Cancer and patriarchy
Women face a social system full of inequalities in terms of information, control of resources and decision-making
A cancer diagnosis is never neutral for women. They face a social system full of inequalities in terms of information, control of resources and decision-making, which decreases their opportunities to understand their risks, take measures to prevent cancer, find resources for early detection and receive optimal treatment. Faced with this system, every day more health professionals and citizens are demanding a fairer approach to cancer care to eliminate gender inequality.
Women are more likely to die from a female-specific cancer than men are to die from a male-specific cancer. Although there is a vaccine against the human papillomavirus, which produces uterine tumors, in many countries, political and administrative measures to vaccinate girls and adolescents do not exist, and the cancer is not diagnosed early. It continues to take many lives, including, recently, that of Sherika de Armas, former Miss Uruguay, who was only 26 years old.
A report titled Women, Power and Cancer, published a few weeks ago in The Lancet, collected testimonies from women in 185 countries around the world. Cancer is one of the three leading causes of premature mortality (deaths before the age of 70). The data demonstrates how patriarchy makes prevention, diagnosis and treatment of cancer patients difficult.

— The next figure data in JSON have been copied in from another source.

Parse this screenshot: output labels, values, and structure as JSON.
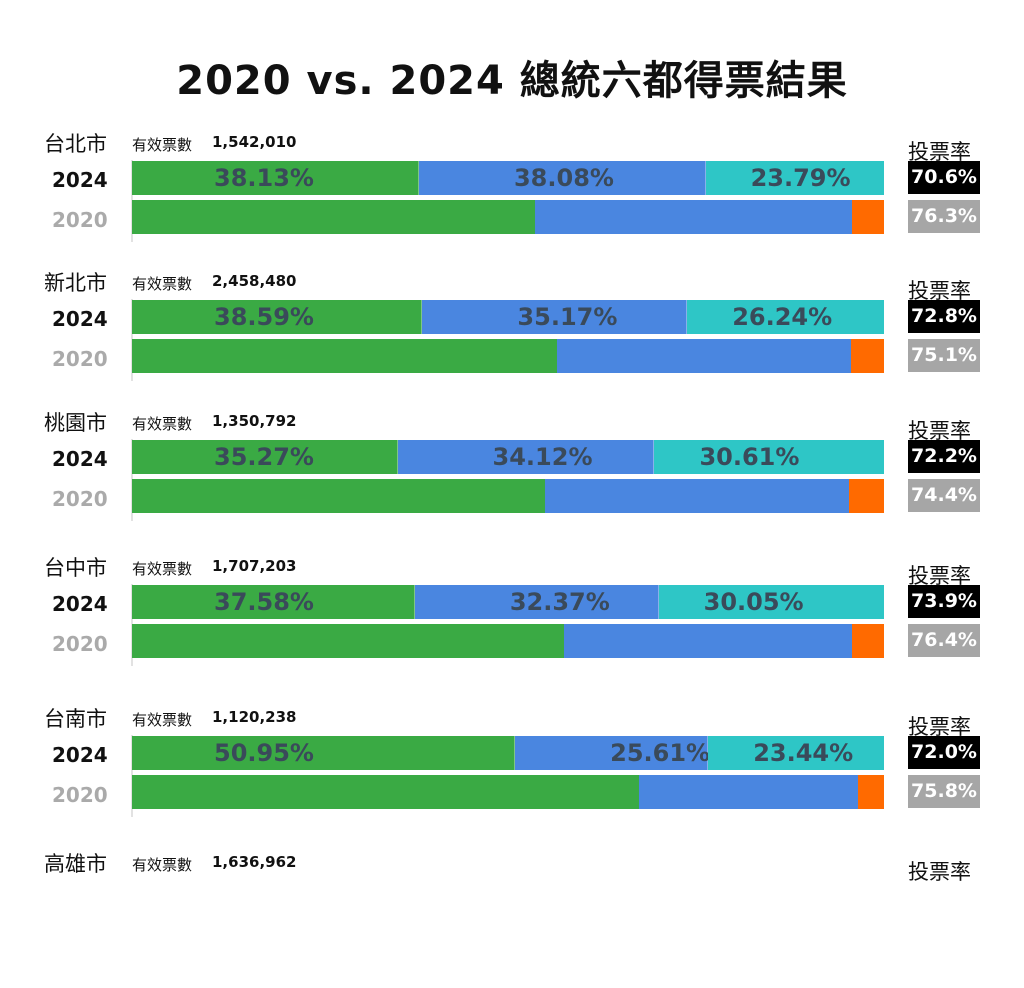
{
  "title": "2020 vs. 2024 總統六都得票結果",
  "labels": {
    "valid_votes": "有效票數",
    "turnout": "投票率",
    "year_2024": "2024",
    "year_2020": "2020"
  },
  "colors": {
    "dpp": "#3aaa44",
    "kmt": "#4a86e0",
    "tpp": "#2ec6c6",
    "pfp": "#ff6a00"
  },
  "chart_data": {
    "type": "bar",
    "title": "2020 vs. 2024 總統六都得票結果",
    "stacked": true,
    "orientation": "horizontal",
    "cities": [
      {
        "name": "台北市",
        "valid_votes": "1,542,010",
        "v2024": [
          38.13,
          38.08,
          23.79
        ],
        "labels2024": [
          "38.13%",
          "38.08%",
          "23.79%"
        ],
        "v2020": [
          53.65,
          42.1,
          4.25
        ],
        "turnout2024": "70.6%",
        "turnout2020": "76.3%"
      },
      {
        "name": "新北市",
        "valid_votes": "2,458,480",
        "v2024": [
          38.59,
          35.17,
          26.24
        ],
        "labels2024": [
          "38.59%",
          "35.17%",
          "26.24%"
        ],
        "v2020": [
          56.52,
          39.08,
          4.4
        ],
        "turnout2024": "72.8%",
        "turnout2020": "75.1%"
      },
      {
        "name": "桃園市",
        "valid_votes": "1,350,792",
        "v2024": [
          35.27,
          34.12,
          30.61
        ],
        "labels2024": [
          "35.27%",
          "34.12%",
          "30.61%"
        ],
        "v2020": [
          54.98,
          40.36,
          4.66
        ],
        "turnout2024": "72.2%",
        "turnout2020": "74.4%"
      },
      {
        "name": "台中市",
        "valid_votes": "1,707,203",
        "v2024": [
          37.58,
          32.37,
          30.05
        ],
        "labels2024": [
          "37.58%",
          "32.37%",
          "30.05%"
        ],
        "v2020": [
          57.46,
          38.28,
          4.26
        ],
        "turnout2024": "73.9%",
        "turnout2020": "76.4%"
      },
      {
        "name": "台南市",
        "valid_votes": "1,120,238",
        "v2024": [
          50.95,
          25.61,
          23.44
        ],
        "labels2024": [
          "50.95%",
          "25.61%",
          "23.44%"
        ],
        "v2020": [
          67.38,
          29.2,
          3.42
        ],
        "turnout2024": "72.0%",
        "turnout2020": "75.8%"
      },
      {
        "name": "高雄市",
        "valid_votes": "1,636,962"
      }
    ]
  }
}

In oncology, there is no progress without research. The dynamics of patriarchy are responsible for the underrepresentation of women in cancer research. At the International Union for Cancer Control, based in Geneva, an organization that brings together 185 institutions including hospitals, other treatment centers and research institutes, only 16% of the entities are directed by women. In other words, women do not participate directly in the decisions made in more than 80% of the institutions represented.
Cancer research scientists have to publish about advances in research to advance their careers. But less than 20% of the top 100 cancer research journals have a female editor-in-chief. Obviously, many capable women still lack leadership opportunities due to gender bias, lack of support or mentoring and harassment in the workplace. Let’s not forget here that this year’s Nobel Prize in Medicine, Katalin Karikó, was demoted several times and even forced into early retirement. How many male Nobel Prize winners in Medicine have suffered this same treatment?
It is worth asking whether we would have made more progress in the treatment of tumors that mainly affect women, such as breast and ovarian cancer, if there were less inequality. There are other discrimination factors: according to the American Cancer Society, the incidence of cancer in Black women is lower than that of white women, yet the death rate is 40% higher in Black patients. The cancer prognosis of a mother in a single-parent family is worse than that of a married woman. The prognosis worsens even more if the patient has a low socioeconomic status.
In some countries, the patriarchy creates family units where women do not have access to knowledge and therefore do not participate in decisions about their illnesses. They do not have an income, so they cannot decide on their treatment. They often go to the doctor once their cancer is advanced, simply because they had no other choice. These are not just countries where women are violently marginalized and imprisoned for demanding their rights, such as Iran, the home of this year’s Nobel Peace Prize winner, Narges Mohammadi, or from countries where old stigmas of cancer predominate. The asymmetry is also evident in developed countries. It is a universal power dynamic with global effects.
If cancer is an epidemic, only prevention, not treating individuals, can stop it. There are many funds for breast cancer research, but most of the money is focused on treatment. We still don’t understand much about what the risk factors are for this cancer, one of the most common tumors in the world. We need more prevention research. We do not sufficiently understand emerging risks, such as hygiene products and cosmetics that are marketed almost exclusively to women, sometimes based on patriarchal and racist notions of beauty. What effects do these products have on women’s health in the long term? The example of talcum powder, which women used for intimate hygiene and which has been correlated with ovarian cancer, should sound alarm bells. After decades of hormonal treatments for women, we are now seeing the slow emergence of contraceptive products aimed at men.
Women interact with cancer in complex ways. In addition to being cancer patients, they participate in cancer prevention and detection; they are caregivers, activists, health workers, researchers and policymakers. In all of these areas, women experience gender bias and are subject to overlapping forms of discrimination due to age, race, ethnicity, socioeconomic status, sexual orientation and gender identity. At the same time, these factors serve to unfairly overburden and perpetuate an unpaid workforce of cancer caregivers that is predominantly female, and hinder the career advancement of women as leaders in oncology research, practice and cancer policymaking.
A cancer prognosis is not only influenced by the patient’s genetics and the tumor’s cellular and molecular characteristics, but also by a multitude of socioeconomic and political factors. One of the most frequent causes of premature deaths of women with cancer, according to the conclusions of The Lancet study, is not due to a clinical phenomenon: it is patriarchy, whose pernicious logic permeates the behavior and decisions of both men and women. For all these reasons, the diagnosis of cancer is never neutral.